One is simply improving precision without sacrificing recall. When I search for 'horn' in Google, how many of those searches are relevant? I was thinking about a French horn (instrument) and the first link brings me to a society about them. The next three links, however, do not. You might say, "Well, gee, you should have put 'French' in your search" but is this really necessary? So there is some money to be made in "learning" search engines that tailor themselves to the user or perhaps the results could be displayed intuitively in domains of knowledge (a la Clusty). So that I can select a node that applies to the correct searching term and see all results returned below that. Have you ever wished to view your search results in a format other than a linear display of ranked results? The documents are related in more than one dimension, you know. As computing power increases, I suspect there will be room to display them in two dimensions (heat/area mapping, nodes & vertices on a plane) and three dimensions (spatial 3D engines with nodes & vertices in space).
The second stage is giving the user the power to adjust precision versus recall. Even a graphical interface that shows the F-measure relationship between precision and recall would be helpful to consider in the search engine wars. Say you give the user some control through a slider AJAX interface of a threshold ß. But the threshold isn't simply the "Google score cut off" or even a term frequency cutoff. Instead, it's applied to be a "relevance" threshold. You would score relevance by fingerprinting frequency, specificity, clustering and other useful tools by using a domain ontology or taxonomy.
Another big thing that is missing is identifying what kind of data you are searching. Social data? Scientific data? Historical data? etc. Perhaps I'm only interested in who's who to Stephen Hawking. I'd search for him and flip through nodes of separation from him to other people.
The current search sites also only tend to favor key-word regular expressions. What about searching with raw text or entire paragraphs? If you want to see an interesting demo of this, visit Collexis' Demo Site which alludes to a whole new kind of searching.
The key to entering the market as a competitor with Google is to pick up Google's slack and to try to pose yourself as a complimentary service to Google. Google is terrible at closed domain searches but amazingly efficient at open domain searches. You don't want to compete with them so fill a different part of the market. Google benefits from simple design, so go to an advanced flashy complex design. Most people aren't looking for that but the people that are have nowhere to go.

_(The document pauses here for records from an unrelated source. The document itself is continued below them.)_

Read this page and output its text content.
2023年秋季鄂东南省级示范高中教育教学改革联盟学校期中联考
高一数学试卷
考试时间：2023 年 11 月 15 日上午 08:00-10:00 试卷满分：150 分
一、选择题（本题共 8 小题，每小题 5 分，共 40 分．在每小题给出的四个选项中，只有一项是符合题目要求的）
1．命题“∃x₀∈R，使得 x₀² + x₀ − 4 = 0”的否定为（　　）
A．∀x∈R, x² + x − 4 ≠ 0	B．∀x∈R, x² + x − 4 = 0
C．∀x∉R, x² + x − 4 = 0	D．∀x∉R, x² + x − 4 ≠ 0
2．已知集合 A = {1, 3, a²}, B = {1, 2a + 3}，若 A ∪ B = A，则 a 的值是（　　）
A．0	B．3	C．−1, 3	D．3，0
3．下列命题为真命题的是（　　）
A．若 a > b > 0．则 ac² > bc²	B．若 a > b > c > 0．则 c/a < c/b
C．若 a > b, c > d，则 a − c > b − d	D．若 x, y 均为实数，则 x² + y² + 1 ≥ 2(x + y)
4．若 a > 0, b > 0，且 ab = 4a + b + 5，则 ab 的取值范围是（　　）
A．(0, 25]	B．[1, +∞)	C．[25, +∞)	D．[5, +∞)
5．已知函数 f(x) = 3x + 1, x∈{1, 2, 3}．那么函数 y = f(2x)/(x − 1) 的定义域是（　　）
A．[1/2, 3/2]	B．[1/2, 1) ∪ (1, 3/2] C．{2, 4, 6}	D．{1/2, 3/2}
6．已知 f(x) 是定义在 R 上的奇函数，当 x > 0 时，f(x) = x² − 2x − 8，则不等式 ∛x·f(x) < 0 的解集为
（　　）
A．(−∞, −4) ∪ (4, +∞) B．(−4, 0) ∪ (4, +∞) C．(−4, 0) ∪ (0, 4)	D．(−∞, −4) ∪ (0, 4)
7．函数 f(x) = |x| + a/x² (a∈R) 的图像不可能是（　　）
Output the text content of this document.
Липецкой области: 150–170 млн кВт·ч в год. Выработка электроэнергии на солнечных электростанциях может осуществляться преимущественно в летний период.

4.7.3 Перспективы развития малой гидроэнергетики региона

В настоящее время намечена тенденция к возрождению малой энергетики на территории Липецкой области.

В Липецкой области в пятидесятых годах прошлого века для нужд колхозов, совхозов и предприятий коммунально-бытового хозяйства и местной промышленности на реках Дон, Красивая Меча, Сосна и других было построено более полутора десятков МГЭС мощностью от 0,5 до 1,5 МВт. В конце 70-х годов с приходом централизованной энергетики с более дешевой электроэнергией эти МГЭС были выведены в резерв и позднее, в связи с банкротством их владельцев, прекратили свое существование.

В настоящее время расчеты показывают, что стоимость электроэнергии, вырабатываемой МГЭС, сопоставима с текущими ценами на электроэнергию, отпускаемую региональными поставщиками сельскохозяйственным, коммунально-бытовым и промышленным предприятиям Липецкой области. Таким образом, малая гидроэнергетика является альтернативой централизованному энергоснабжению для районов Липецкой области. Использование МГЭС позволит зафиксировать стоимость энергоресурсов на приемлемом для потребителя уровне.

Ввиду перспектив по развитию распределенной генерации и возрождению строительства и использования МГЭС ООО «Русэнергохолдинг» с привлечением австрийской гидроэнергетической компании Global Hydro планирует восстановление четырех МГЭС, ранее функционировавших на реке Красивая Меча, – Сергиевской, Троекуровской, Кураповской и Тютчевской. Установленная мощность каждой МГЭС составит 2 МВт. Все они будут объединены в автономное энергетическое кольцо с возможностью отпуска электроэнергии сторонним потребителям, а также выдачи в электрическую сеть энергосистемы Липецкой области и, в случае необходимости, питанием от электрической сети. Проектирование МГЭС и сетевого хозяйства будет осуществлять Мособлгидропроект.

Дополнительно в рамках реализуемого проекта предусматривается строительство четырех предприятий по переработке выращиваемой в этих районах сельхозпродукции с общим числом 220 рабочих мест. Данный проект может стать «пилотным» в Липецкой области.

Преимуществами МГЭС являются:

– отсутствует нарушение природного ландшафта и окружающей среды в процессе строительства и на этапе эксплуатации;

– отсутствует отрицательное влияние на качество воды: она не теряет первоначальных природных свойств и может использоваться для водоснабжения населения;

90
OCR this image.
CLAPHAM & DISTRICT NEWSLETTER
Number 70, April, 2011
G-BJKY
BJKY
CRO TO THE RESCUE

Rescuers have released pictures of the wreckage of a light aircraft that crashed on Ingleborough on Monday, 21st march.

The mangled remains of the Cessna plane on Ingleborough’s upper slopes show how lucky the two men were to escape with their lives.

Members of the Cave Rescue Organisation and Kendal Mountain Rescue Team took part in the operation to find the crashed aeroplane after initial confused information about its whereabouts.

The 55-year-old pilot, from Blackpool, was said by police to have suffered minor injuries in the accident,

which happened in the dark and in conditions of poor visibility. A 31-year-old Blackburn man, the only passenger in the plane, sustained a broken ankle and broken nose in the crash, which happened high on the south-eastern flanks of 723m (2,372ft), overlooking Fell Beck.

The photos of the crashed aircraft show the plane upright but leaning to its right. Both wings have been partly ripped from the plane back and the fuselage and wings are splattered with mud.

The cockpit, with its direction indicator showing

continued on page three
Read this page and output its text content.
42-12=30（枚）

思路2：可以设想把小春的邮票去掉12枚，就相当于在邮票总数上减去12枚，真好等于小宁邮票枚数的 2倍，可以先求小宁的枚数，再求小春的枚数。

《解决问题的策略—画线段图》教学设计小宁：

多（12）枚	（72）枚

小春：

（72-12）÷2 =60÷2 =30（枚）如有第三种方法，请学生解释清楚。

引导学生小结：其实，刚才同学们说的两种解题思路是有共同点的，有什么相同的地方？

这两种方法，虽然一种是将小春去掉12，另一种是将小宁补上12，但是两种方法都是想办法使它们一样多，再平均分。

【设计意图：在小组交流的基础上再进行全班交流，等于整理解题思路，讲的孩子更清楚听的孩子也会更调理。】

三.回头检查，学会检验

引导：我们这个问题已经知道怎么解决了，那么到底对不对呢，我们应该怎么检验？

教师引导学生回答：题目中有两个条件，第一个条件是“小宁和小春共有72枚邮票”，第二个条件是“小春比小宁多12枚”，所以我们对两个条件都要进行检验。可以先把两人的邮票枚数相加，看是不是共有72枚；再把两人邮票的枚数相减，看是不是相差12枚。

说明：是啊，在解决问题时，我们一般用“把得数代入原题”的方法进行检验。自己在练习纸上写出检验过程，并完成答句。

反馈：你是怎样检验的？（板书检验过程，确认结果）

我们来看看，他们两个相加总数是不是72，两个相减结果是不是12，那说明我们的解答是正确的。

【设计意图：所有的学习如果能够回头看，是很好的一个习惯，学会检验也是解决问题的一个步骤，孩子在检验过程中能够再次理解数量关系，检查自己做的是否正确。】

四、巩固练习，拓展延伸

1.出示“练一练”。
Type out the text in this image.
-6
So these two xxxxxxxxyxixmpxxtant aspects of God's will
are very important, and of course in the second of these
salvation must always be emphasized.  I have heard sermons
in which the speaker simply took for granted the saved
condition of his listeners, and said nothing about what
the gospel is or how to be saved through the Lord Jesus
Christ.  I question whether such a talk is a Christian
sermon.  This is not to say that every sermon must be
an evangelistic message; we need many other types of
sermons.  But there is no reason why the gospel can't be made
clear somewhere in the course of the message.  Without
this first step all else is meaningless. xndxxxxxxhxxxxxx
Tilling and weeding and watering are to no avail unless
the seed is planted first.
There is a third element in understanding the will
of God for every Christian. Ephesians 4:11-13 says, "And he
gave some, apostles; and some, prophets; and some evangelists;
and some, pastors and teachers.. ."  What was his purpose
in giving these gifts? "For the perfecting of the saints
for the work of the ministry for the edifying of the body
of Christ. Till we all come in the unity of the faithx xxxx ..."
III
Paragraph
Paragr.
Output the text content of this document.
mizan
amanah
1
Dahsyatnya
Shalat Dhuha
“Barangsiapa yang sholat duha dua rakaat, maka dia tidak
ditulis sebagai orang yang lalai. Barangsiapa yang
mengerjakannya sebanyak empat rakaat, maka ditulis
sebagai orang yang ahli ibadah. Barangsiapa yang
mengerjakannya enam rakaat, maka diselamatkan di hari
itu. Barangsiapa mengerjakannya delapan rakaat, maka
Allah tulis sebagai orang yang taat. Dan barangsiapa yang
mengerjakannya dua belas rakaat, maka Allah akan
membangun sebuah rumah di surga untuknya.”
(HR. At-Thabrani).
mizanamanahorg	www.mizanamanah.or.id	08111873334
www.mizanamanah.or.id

The Economist is alluding to potential leadership problems inside Google. Who cares? That's not going to be Google's downfall. Google's downfall will be an new intuitive way to search and the only thing that will prevent their downfall is if they buyout the company or bone up on the technology.
The search-engine battle hasn't even hit its stride.
My work here is dung.
It should really be m*v^2. (m*v is a vector equation, m*v^2 is a scalar)
It seems more and more when I try to find something on google all I get are a bunch of link farms. This morning I was trying to find a bike jersey for a friend of mine and on the first page of results, it took getting to the second page to find any actual results. I did much better using Yahoo and found what I was looking for on the first page of results.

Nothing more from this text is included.